Tuesday, December 16, 2008

Walnut-Raisin Cake

It is the time of year of parties and dinners and holiday indulging of fatty and sugary "treats". I was invited to a paryt a couple days ago and asked to bring a salad and a dessert. The salad was no problem. I enjoy making and eating salad every day. And if I take the salad, I make it really good, so I know that even if there is nothing else to eat, I can fill up on a really good salad. The dessert was the problem. I don't eat classic holiday deserst very often, and if I took something I do eat, would anyone else want to even eat it?

About an hour before it was time to leave for the party, I knew what to make. This desert is so easy, and yet nutritious and delicious, you won't believe it. I didn't the first time I ate some at a birthday party for a little friend I know. Her family is also gluten and dairy intolerant vegans and I knew it was "safe" for me to eat, but I couldn't believe that it was so simple and tasty.

I made it and pressed it into a heart shaped dish and garnished it with sets of cranberries and parsley, arranged to resemble holly. I had it made in 10 - 15 minutes and into the refrigerator to chill almost as long as it recommends. At the party people repeatedly cornered me and asked me for the recipe. This is a must try recipe if you are looking for a simple and nutritious dessert.

Walnut-Raisin Cake
From Raw Food Made Easy for 1 or 2 People by Jennifer Cornbleet

2 cups raw walnuts, unsoaked
2 cups raisins, unsoaked

Place the walnuts and raisins in a food processor fitted with the S
blade and process until the mixture sticks together.
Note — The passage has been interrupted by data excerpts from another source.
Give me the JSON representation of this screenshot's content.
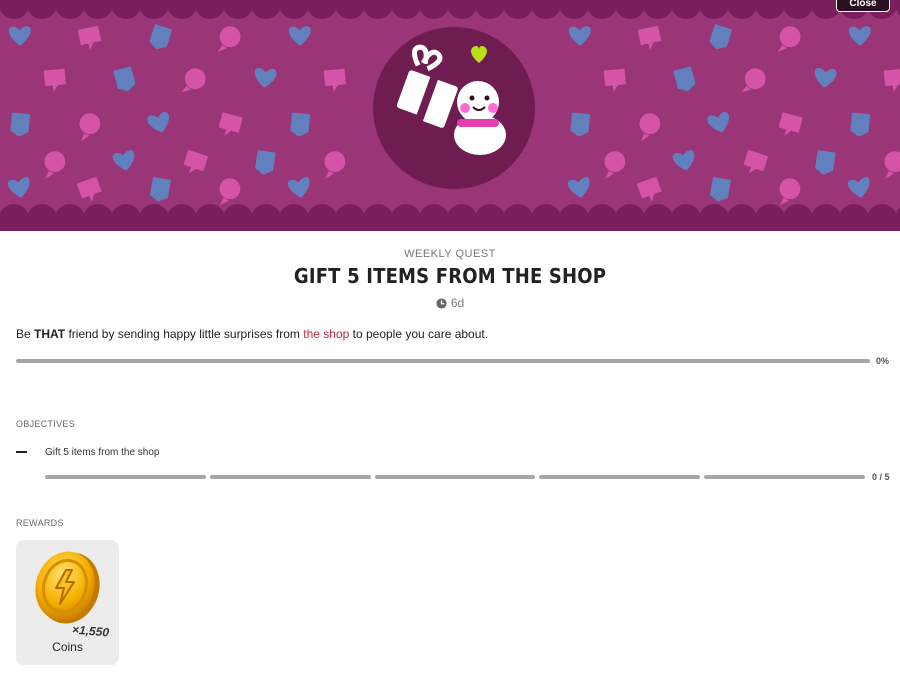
{
  "banner": {
    "close_label": "Close",
    "colors": {
      "background": "#9a3577",
      "scallop": "#7a1f5c",
      "hero_circle": "#6f1d50",
      "heart_accent": "#b8e016"
    },
    "hero_icon": "gift-and-snowman-icon"
  },
  "quest": {
    "type_label": "WEEKLY QUEST",
    "title": "GIFT 5 ITEMS FROM THE SHOP",
    "time_left": "6d",
    "time_icon": "clock-icon",
    "description_prefix": "Be ",
    "description_bold": "THAT",
    "description_middle": " friend by sending happy little surprises from ",
    "description_link": "the shop",
    "description_suffix": " to people you care about.",
    "progress": 0,
    "progress_label": "0%"
  },
  "objectives": {
    "section_label": "OBJECTIVES",
    "items": [
      {
        "label": "Gift 5 items from the shop",
        "current": 0,
        "total": 5,
        "count_label": "0 / 5"
      }
    ]
  },
  "rewards": {
    "section_label": "REWARDS",
    "items": [
      {
        "name": "Coins",
        "quantity": "×1,550",
        "icon": "coin-icon"
      }
    ]
  }
}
Transfer to a
serving place and form into a little cake. Frost the top and sides
with orange glaze.

Chill for at least 1 hour. Decorate the cake with fresh raspberries
or other berries before serving. Covered with plastic wrap, Walnut-
Raisin Cake will keep for five days in the refrigerator or two weeks
in the freezer. Serve chilled or at room temperature.

Orange Glaze

1/2 cup fresh squeezed orange juice (about 1 - 2 oranges juiced)
1/2 cup pitted medjool dates, soaked

Place the dates, and orange juice in a strong blender or food
processor, and process until smooth. Stop occasionally to scrape
down the sides of the bowl with a rubber spatula. Stored in a sealed
container in the refrigerator, the glaze will keep for five days.